Is there something I'm missing? Would you recommend doing a custom white balance? I like shooting manual and adjusting the temperature to taste, but this doesn't account for green/magenta, correct?
Thanks so much in advance.
I searched quickly and came back with almost 2.32:1 for 2-perf 35. Is there anything in particular you would be worried about when shooting 2-perf for 2.35:1? Do you always want to have a little more room?
Do you think you might consider adding real grain as an overlay, or digital grain, or maybe just only doing film projection at the theaters and letting the rest be grainless? Have you considered approaching or re-creating the color of popular film stocks from the early 60's? I am sorry. I don't mean to ask so much about the process, but can't help it. Of course we understand if you can't discuss too much.
I think the main issues with 2-perf are the same for 4-perf anamorphic -- i.e. gate flare and hairs in the gate, since the frames are so close together.
I'm not so worried about the limitations on reframing a shot, I rarely need to do more than a slight push-in. Of course, with 2-perf I have less resolution / more grain to factor in when enlarging the frame. Now an efx person may prefer that I shoot with a taller frame to allow some image reframing/repositioning.
Not sure about adding grain to everything in post... on a film-out, you often get enough grain just from that process, which then means making a separate master for digital projection if you want to add some grain in that... and often that grain is so subtle that it may be hard to see on home video later (and often broadcasters don't like grainy images because of how it interacts with all of the compression they use.) But I wouldn't necessarily mind adding a slight grain structure to the image as long as it did not impact on sharpness too much (it may add to it for all I know.)
We do have some 16mm home movie footage scenes which will probably need to go through a grain process if we don't actually shoot it in 16mm.
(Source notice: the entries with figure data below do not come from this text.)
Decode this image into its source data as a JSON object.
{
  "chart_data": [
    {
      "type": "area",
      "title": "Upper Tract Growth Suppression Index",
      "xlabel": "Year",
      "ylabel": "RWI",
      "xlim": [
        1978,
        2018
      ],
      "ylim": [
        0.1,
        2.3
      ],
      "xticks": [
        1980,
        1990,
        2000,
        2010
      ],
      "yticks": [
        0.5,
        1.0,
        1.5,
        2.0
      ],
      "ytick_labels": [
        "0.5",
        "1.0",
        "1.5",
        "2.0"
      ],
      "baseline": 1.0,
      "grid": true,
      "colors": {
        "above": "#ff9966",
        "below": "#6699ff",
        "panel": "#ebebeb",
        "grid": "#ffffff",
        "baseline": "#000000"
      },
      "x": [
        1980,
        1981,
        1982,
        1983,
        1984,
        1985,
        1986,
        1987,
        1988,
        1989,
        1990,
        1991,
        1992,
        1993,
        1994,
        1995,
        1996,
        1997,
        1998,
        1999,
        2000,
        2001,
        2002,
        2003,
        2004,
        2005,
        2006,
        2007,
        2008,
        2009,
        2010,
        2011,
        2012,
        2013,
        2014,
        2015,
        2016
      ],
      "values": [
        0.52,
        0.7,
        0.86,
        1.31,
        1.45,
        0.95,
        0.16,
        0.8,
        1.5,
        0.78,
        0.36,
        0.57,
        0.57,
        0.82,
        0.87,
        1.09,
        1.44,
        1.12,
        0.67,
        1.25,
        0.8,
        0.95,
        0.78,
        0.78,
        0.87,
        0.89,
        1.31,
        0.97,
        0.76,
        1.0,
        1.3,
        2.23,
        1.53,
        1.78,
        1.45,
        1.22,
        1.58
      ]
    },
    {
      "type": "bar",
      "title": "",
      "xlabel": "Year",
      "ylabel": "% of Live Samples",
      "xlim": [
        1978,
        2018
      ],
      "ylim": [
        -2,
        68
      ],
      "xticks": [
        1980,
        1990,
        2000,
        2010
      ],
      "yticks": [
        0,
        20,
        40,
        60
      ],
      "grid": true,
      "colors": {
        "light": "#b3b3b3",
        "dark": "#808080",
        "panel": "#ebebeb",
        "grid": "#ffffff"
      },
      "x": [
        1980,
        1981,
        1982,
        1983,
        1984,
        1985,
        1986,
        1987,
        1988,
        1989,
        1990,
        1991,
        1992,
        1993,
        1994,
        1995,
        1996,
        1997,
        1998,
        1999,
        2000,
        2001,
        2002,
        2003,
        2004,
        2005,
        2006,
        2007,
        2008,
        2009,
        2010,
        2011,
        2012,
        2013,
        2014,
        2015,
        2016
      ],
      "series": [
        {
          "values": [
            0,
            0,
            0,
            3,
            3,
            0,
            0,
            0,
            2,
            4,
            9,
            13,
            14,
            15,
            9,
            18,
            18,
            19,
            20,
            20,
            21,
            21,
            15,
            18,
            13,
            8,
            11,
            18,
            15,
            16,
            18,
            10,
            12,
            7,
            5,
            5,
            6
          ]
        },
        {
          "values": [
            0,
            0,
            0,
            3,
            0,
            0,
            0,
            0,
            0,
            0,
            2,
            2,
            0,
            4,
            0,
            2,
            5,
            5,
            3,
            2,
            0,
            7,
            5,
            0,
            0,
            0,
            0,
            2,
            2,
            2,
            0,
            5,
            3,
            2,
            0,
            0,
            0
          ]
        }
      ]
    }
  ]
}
Since some of my visual references for the film are b&w photos by Weston and Adams, and jazz/beat photography, I do want to try an effect in post of halating the blacks and overlaying that back over the picture, to get those fogged blacks you see in some old b&w movies. I've tried it in Photoshop but I don't know enough about pulling keys in order to only blur the blacks rather than the whole image before I overlay it back over the clean image.
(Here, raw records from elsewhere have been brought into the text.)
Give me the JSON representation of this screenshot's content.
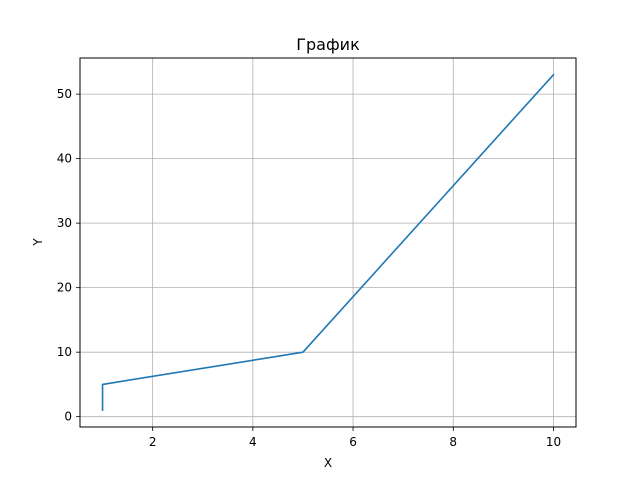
{
  "chart_data": {
    "type": "line",
    "title": "График",
    "xlabel": "X",
    "ylabel": "Y",
    "xlim": [
      0.55,
      10.45
    ],
    "ylim": [
      -1.6,
      55.6
    ],
    "xticks": [
      2,
      4,
      6,
      8,
      10
    ],
    "yticks": [
      0,
      10,
      20,
      30,
      40,
      50
    ],
    "grid": true,
    "series": [
      {
        "color": "#1f77b4",
        "x": [
          1,
          1,
          5,
          10
        ],
        "y": [
          1,
          5,
          10,
          53
        ]
      }
    ]
  }
}
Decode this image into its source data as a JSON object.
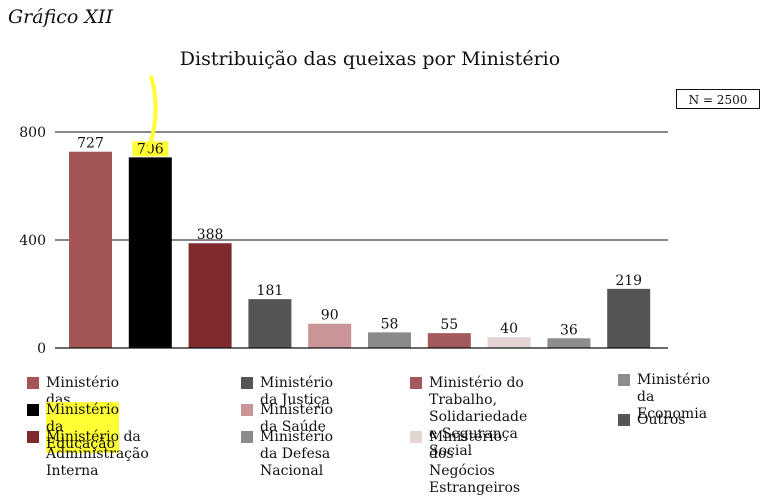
{
  "caption": "Gráfico XII",
  "n_label": "N = 2500",
  "colors": {
    "financas": "#a45555",
    "educacao": "#000000",
    "administracao": "#7e2a2e",
    "justica": "#555555",
    "saude": "#c99596",
    "defesa": "#8a8a8a",
    "trabalho": "#a45a5c",
    "negocios": "#e3d3d3",
    "economia": "#8d8d8d",
    "outros": "#555555",
    "highlight": "#ffff33"
  },
  "chart_data": {
    "type": "bar",
    "title": "Distribuição das queixas por Ministério",
    "ylim": [
      0,
      800
    ],
    "yticks": [
      "0",
      "400",
      "800"
    ],
    "grid": true,
    "legend_position": "bottom",
    "categories": [
      "Ministério das Finanças",
      "Ministério da Educação",
      "Ministério da Administração Interna",
      "Ministério da Justiça",
      "Ministério da Saúde",
      "Ministério da Defesa Nacional",
      "Ministério do Trabalho, Solidariedade e Segurança Social",
      "Ministério dos Negócios Estrangeiros",
      "Ministério da Economia",
      "Outros"
    ],
    "values": [
      727,
      706,
      388,
      181,
      90,
      58,
      55,
      40,
      36,
      219
    ],
    "value_labels": [
      "727",
      "706",
      "388",
      "181",
      "90",
      "58",
      "55",
      "40",
      "36",
      "219"
    ],
    "bar_colors": [
      "#a45555",
      "#000000",
      "#7e2a2e",
      "#555555",
      "#c99596",
      "#8a8a8a",
      "#a45a5c",
      "#e3d3d3",
      "#8d8d8d",
      "#555555"
    ],
    "highlighted": [
      "Ministério da Educação"
    ]
  },
  "legend": [
    {
      "label": "Ministério das Finanças",
      "color": "#a45555"
    },
    {
      "label": "Ministério da Educação",
      "color": "#000000"
    },
    {
      "label": "Ministério da Administração\nInterna",
      "color": "#7e2a2e"
    },
    {
      "label": "Ministério da Justiça",
      "color": "#555555"
    },
    {
      "label": "Ministério da Saúde",
      "color": "#c99596"
    },
    {
      "label": "Ministério da Defesa\nNacional",
      "color": "#8a8a8a"
    },
    {
      "label": "Ministério do  Trabalho,\nSolidariedade e Segurança\nSocial",
      "color": "#a45a5c"
    },
    {
      "label": "Ministério dos Negócios\nEstrangeiros",
      "color": "#e3d3d3"
    },
    {
      "label": "Ministério\nda Economia",
      "color": "#8d8d8d"
    },
    {
      "label": "Outros",
      "color": "#555555"
    }
  ]
}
For example, I tried a blur overlay in Photoshop of this image I snapped while scouting up north of Big Sur:
I didn't isolate the blacks and only blur them before the overlay, but since the original had large silhouette areas, it's mostly the halation of the blacks you see, so this is something of the effect I am imaging, but maybe more subtle.
Do you ever find use for tough spun cloth as diffusion? Do you like it for it's actual diffuisitory qualities or the interesting patterns?
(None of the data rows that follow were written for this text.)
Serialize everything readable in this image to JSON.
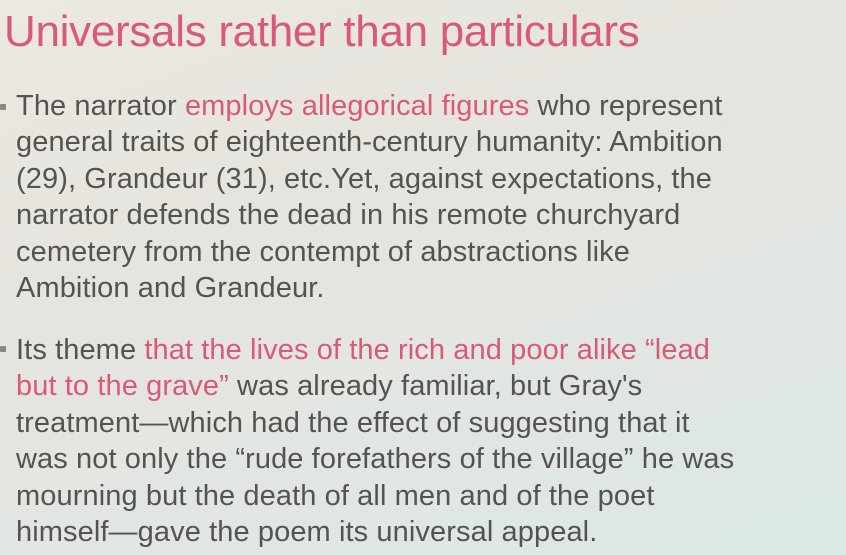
{
  "slide": {
    "title": "Universals rather than particulars",
    "bullets": [
      {
        "lines": [
          [
            {
              "text": "The narrator ",
              "hl": false
            },
            {
              "text": "employs allegorical figures",
              "hl": true
            },
            {
              "text": " who represent",
              "hl": false
            }
          ],
          [
            {
              "text": "general traits of eighteenth-century humanity: Ambition",
              "hl": false
            }
          ],
          [
            {
              "text": "(29), Grandeur (31), etc.Yet, against expectations, the",
              "hl": false
            }
          ],
          [
            {
              "text": "narrator defends the dead in his remote churchyard",
              "hl": false
            }
          ],
          [
            {
              "text": "cemetery from the contempt of abstractions like",
              "hl": false
            }
          ],
          [
            {
              "text": "Ambition and Grandeur.",
              "hl": false
            }
          ]
        ]
      },
      {
        "lines": [
          [
            {
              "text": "Its theme ",
              "hl": false
            },
            {
              "text": "that the lives of the rich and poor alike “lead",
              "hl": true
            }
          ],
          [
            {
              "text": "but to the grave”",
              "hl": true
            },
            {
              "text": " was already familiar, but Gray's",
              "hl": false
            }
          ],
          [
            {
              "text": "treatment—which had the effect of suggesting that it",
              "hl": false
            }
          ],
          [
            {
              "text": "was not only the “rude forefathers of the village” he was",
              "hl": false
            }
          ],
          [
            {
              "text": "mourning but the death of all men and of the poet",
              "hl": false
            }
          ],
          [
            {
              "text": "himself—gave the poem its universal appeal.",
              "hl": false
            }
          ]
        ]
      }
    ]
  },
  "colors": {
    "accent": "#d85a76",
    "body_text": "#555350",
    "background": "#e6e4de"
  }
}
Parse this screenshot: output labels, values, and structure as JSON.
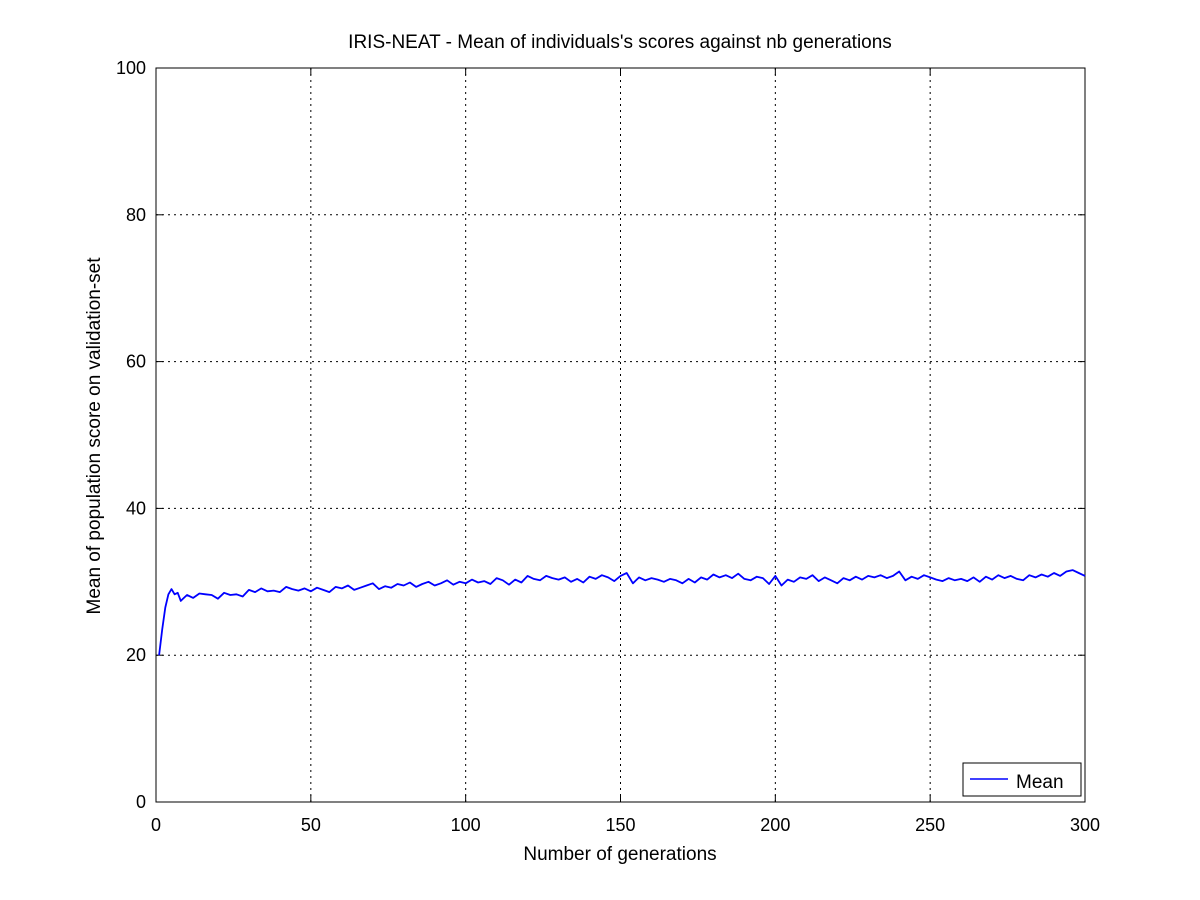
{
  "chart_data": {
    "type": "line",
    "title": "IRIS-NEAT - Mean of individuals's scores against nb generations",
    "xlabel": "Number of generations",
    "ylabel": "Mean of population score on validation-set",
    "xlim": [
      0,
      300
    ],
    "ylim": [
      0,
      100
    ],
    "xticks": [
      "0",
      "50",
      "100",
      "150",
      "200",
      "250",
      "300"
    ],
    "yticks": [
      "0",
      "20",
      "40",
      "60",
      "80",
      "100"
    ],
    "grid": true,
    "legend_position": "bottom-right",
    "series": [
      {
        "name": "Mean",
        "color": "#0000ff",
        "x": [
          1,
          2,
          3,
          4,
          5,
          6,
          7,
          8,
          9,
          10,
          12,
          14,
          16,
          18,
          20,
          22,
          24,
          26,
          28,
          30,
          32,
          34,
          36,
          38,
          40,
          42,
          44,
          46,
          48,
          50,
          52,
          54,
          56,
          58,
          60,
          62,
          64,
          66,
          68,
          70,
          72,
          74,
          76,
          78,
          80,
          82,
          84,
          86,
          88,
          90,
          92,
          94,
          96,
          98,
          100,
          102,
          104,
          106,
          108,
          110,
          112,
          114,
          116,
          118,
          120,
          122,
          124,
          126,
          128,
          130,
          132,
          134,
          136,
          138,
          140,
          142,
          144,
          146,
          148,
          150,
          152,
          154,
          156,
          158,
          160,
          162,
          164,
          166,
          168,
          170,
          172,
          174,
          176,
          178,
          180,
          182,
          184,
          186,
          188,
          190,
          192,
          194,
          196,
          198,
          200,
          202,
          204,
          206,
          208,
          210,
          212,
          214,
          216,
          218,
          220,
          222,
          224,
          226,
          228,
          230,
          232,
          234,
          236,
          238,
          240,
          242,
          244,
          246,
          248,
          250,
          252,
          254,
          256,
          258,
          260,
          262,
          264,
          266,
          268,
          270,
          272,
          274,
          276,
          278,
          280,
          282,
          284,
          286,
          288,
          290,
          292,
          294,
          296,
          298,
          300
        ],
        "y": [
          20.0,
          23.5,
          26.5,
          28.3,
          29.0,
          28.3,
          28.5,
          27.4,
          27.8,
          28.2,
          27.8,
          28.4,
          28.3,
          28.2,
          27.7,
          28.5,
          28.2,
          28.3,
          28.0,
          28.9,
          28.6,
          29.1,
          28.7,
          28.8,
          28.6,
          29.3,
          29.0,
          28.8,
          29.1,
          28.7,
          29.2,
          28.9,
          28.6,
          29.3,
          29.1,
          29.5,
          28.9,
          29.2,
          29.5,
          29.8,
          29.0,
          29.4,
          29.2,
          29.7,
          29.5,
          29.9,
          29.3,
          29.7,
          30.0,
          29.5,
          29.8,
          30.2,
          29.6,
          30.0,
          29.8,
          30.3,
          29.9,
          30.1,
          29.7,
          30.5,
          30.2,
          29.6,
          30.3,
          29.9,
          30.8,
          30.4,
          30.2,
          30.8,
          30.5,
          30.3,
          30.6,
          30.0,
          30.4,
          29.9,
          30.7,
          30.4,
          30.9,
          30.6,
          30.1,
          30.8,
          31.2,
          29.8,
          30.6,
          30.2,
          30.5,
          30.3,
          30.0,
          30.4,
          30.2,
          29.8,
          30.4,
          29.9,
          30.6,
          30.3,
          31.0,
          30.6,
          30.9,
          30.5,
          31.1,
          30.4,
          30.2,
          30.7,
          30.5,
          29.7,
          30.8,
          29.5,
          30.3,
          30.0,
          30.6,
          30.4,
          30.9,
          30.1,
          30.6,
          30.2,
          29.8,
          30.5,
          30.2,
          30.7,
          30.3,
          30.8,
          30.6,
          30.9,
          30.5,
          30.8,
          31.4,
          30.2,
          30.7,
          30.4,
          30.9,
          30.6,
          30.3,
          30.1,
          30.5,
          30.2,
          30.4,
          30.1,
          30.6,
          30.0,
          30.7,
          30.3,
          30.9,
          30.5,
          30.8,
          30.4,
          30.2,
          30.9,
          30.6,
          31.0,
          30.7,
          31.2,
          30.8,
          31.4,
          31.6,
          31.2,
          30.8
        ]
      }
    ]
  }
}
I don't think Tough Spun is a very good diffuser; it's a throwback to the pre-plastic days when they used spun glass in front of hot lights to diffuse them. I think its only redeeming quality is that it is heat-resistant, so if it has to be closer to the bulb, maybe it's OK but then, that's not the best way to get a soft light. But you lose too much light relative to how much softening you get out of it.